The natural affability of violist Carlos Boltes and guitarist Scott Hill set a friendly and spirited tone to the concert, presented in one gallery of Mexic-Arte Museum. The pair did what audiences expect today in an intimate and informal chamber music setting: engage with brief and lively explanations and stories about their repertoire, their journey as musicians, the Andean charangos Boltes plays in addition to the viola.
Of course, their expressive virtuosity also resulted in sparkling concert.
With a flourish Boltes and Hill set the tone with a lively Andean folk songs. Then, flexing their artistic range, the duo presented Hill’s arrangement of Telemann’s Concerto for Violin and Orchestra that re-imagined for viola and guitar. Not only did the Hill’s arrangement breath fresh air into Telemann’s sometimes busy Baroque stylings, it also made a salient musicological point: there’s much in common between Andean folk music as its known today and the Baroque influences brought by the European conquerors of the Americas.
“Suite Atacama” proved a highlight of the evening. A thoughtful arrangement of pieces by modern Chilean composers artfully arranged to be a four-movement musical homage to the Chile’s stark and starkly beautiful Atacama Desert. An achingly beautiful prelude led to a festive song then to a sorrowful lament and finally softly joyful ending. Boltes switched deftly between viola and various charangos (small Andean guitars). “Suite Atacama” was an trenchant and moving musical journey through the desert.
“No mas muertes” was the concert’s undeniable centerpiece. Commissioned by the Alturas Duo, the piece for viola, guitar and narrator by composer David MacBride took the bestseller “The Devil’s Highway”, Luis Alberto Urrea account of the Mexican immigrants who died in the Arizona desert as the tried to cross the border.
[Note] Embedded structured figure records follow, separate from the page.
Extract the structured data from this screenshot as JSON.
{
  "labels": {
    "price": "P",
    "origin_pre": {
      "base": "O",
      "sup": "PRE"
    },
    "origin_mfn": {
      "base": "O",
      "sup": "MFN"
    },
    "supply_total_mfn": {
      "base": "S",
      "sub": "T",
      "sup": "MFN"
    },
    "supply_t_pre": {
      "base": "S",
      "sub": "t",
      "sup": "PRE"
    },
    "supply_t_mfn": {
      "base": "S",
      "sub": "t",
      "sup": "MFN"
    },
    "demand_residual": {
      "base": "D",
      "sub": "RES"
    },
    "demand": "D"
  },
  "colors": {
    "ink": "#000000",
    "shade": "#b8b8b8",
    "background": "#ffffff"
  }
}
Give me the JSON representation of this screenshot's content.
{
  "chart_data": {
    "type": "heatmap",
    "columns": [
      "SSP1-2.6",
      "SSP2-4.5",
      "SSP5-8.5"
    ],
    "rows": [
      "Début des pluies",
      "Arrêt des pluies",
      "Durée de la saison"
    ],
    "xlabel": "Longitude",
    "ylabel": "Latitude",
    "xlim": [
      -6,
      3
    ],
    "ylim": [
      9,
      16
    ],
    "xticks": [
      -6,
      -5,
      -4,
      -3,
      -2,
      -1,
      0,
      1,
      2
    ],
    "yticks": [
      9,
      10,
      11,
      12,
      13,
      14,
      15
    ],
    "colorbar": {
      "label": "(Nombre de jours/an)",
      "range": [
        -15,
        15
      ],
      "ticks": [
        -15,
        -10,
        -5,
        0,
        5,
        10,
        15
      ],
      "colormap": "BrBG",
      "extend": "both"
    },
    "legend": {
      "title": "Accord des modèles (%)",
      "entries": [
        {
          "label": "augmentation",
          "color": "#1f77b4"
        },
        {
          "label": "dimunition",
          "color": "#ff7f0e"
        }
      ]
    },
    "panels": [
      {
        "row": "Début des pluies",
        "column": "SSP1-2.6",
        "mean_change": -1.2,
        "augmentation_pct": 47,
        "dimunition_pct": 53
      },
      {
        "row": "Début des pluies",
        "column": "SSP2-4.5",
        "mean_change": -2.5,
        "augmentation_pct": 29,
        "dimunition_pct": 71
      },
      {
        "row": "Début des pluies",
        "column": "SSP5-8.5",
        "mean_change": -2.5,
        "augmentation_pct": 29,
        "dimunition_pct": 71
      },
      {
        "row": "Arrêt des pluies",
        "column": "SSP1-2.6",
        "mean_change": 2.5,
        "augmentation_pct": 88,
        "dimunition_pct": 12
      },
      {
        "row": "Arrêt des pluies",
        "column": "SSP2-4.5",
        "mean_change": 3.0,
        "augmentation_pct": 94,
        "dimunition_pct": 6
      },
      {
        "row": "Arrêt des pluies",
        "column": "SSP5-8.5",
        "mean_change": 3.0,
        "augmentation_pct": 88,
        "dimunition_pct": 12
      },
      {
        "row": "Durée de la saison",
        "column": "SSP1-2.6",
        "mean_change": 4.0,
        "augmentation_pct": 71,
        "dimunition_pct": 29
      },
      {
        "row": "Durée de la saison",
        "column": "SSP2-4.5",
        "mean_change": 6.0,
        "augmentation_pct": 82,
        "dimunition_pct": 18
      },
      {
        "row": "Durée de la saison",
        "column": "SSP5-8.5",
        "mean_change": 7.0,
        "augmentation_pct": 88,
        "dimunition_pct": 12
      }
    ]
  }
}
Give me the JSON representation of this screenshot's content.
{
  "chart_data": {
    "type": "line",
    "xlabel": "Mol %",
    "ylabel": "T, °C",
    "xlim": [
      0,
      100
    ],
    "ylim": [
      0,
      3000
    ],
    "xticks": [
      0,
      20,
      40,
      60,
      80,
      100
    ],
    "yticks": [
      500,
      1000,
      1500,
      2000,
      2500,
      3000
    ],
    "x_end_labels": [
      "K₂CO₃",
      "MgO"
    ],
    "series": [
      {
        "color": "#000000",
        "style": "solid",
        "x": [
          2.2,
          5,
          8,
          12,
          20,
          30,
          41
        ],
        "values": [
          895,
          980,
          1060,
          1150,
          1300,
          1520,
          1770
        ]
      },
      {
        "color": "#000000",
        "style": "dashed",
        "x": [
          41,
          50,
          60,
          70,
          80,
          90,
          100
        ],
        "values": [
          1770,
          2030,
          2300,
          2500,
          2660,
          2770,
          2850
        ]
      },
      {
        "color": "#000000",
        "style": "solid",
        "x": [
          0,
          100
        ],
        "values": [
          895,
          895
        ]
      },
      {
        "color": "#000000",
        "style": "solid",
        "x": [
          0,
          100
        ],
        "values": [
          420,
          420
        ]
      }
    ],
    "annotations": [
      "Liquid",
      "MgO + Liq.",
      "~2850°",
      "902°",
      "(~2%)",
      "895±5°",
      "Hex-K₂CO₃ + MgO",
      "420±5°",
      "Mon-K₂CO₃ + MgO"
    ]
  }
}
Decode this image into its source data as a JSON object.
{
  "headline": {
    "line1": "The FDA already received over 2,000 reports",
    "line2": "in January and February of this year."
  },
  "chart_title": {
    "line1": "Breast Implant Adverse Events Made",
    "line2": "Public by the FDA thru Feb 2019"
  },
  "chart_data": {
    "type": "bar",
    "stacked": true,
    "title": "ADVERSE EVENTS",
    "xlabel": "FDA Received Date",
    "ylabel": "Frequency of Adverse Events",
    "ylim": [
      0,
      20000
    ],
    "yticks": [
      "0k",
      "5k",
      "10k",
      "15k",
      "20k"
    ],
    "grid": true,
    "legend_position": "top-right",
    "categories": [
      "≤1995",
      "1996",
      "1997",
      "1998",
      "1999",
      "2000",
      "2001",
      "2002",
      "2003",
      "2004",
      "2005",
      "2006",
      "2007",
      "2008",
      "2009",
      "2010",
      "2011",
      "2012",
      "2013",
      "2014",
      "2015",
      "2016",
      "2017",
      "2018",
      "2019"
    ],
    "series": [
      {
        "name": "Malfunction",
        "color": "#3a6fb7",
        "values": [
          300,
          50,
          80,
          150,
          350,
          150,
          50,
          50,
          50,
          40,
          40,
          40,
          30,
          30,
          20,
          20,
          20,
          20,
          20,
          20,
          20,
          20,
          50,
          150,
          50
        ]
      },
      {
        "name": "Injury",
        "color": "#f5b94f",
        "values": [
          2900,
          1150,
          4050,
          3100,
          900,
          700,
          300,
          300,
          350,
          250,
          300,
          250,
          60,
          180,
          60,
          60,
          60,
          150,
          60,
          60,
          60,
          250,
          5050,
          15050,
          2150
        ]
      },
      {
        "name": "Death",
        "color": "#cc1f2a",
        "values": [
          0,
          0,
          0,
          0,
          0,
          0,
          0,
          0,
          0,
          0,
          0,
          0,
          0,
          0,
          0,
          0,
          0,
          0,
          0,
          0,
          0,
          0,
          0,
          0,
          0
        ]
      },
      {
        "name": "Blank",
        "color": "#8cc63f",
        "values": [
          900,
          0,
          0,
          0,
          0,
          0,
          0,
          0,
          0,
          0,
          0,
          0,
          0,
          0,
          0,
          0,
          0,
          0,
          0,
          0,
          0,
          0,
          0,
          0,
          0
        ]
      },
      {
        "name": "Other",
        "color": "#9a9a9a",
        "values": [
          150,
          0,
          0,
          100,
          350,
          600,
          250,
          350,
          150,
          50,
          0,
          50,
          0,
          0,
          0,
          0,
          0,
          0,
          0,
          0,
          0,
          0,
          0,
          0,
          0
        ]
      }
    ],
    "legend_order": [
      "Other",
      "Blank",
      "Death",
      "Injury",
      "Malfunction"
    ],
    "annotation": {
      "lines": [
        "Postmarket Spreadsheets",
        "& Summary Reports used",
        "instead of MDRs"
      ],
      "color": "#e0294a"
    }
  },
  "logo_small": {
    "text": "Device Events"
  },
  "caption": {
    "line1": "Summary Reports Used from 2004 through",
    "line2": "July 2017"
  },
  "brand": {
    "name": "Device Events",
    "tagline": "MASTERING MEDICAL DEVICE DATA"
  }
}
MacBride was on hand to introduce the piece and play the part of the narrator. MacBride’s music made for a very impressionistic soundscape of a harrowing and tragic journey through the desert, with the tonal tension building and getting increasingly more angular. If the spoken narration resorted to the most gruesome passages from Urrea’s account, it only overshadowed whatever more nuanced expression the music conveyed.
Taken as whole, though, Alturas Duo’s concert made for an intimate and spirited little tour-de-force — full of resonant moments and many charms.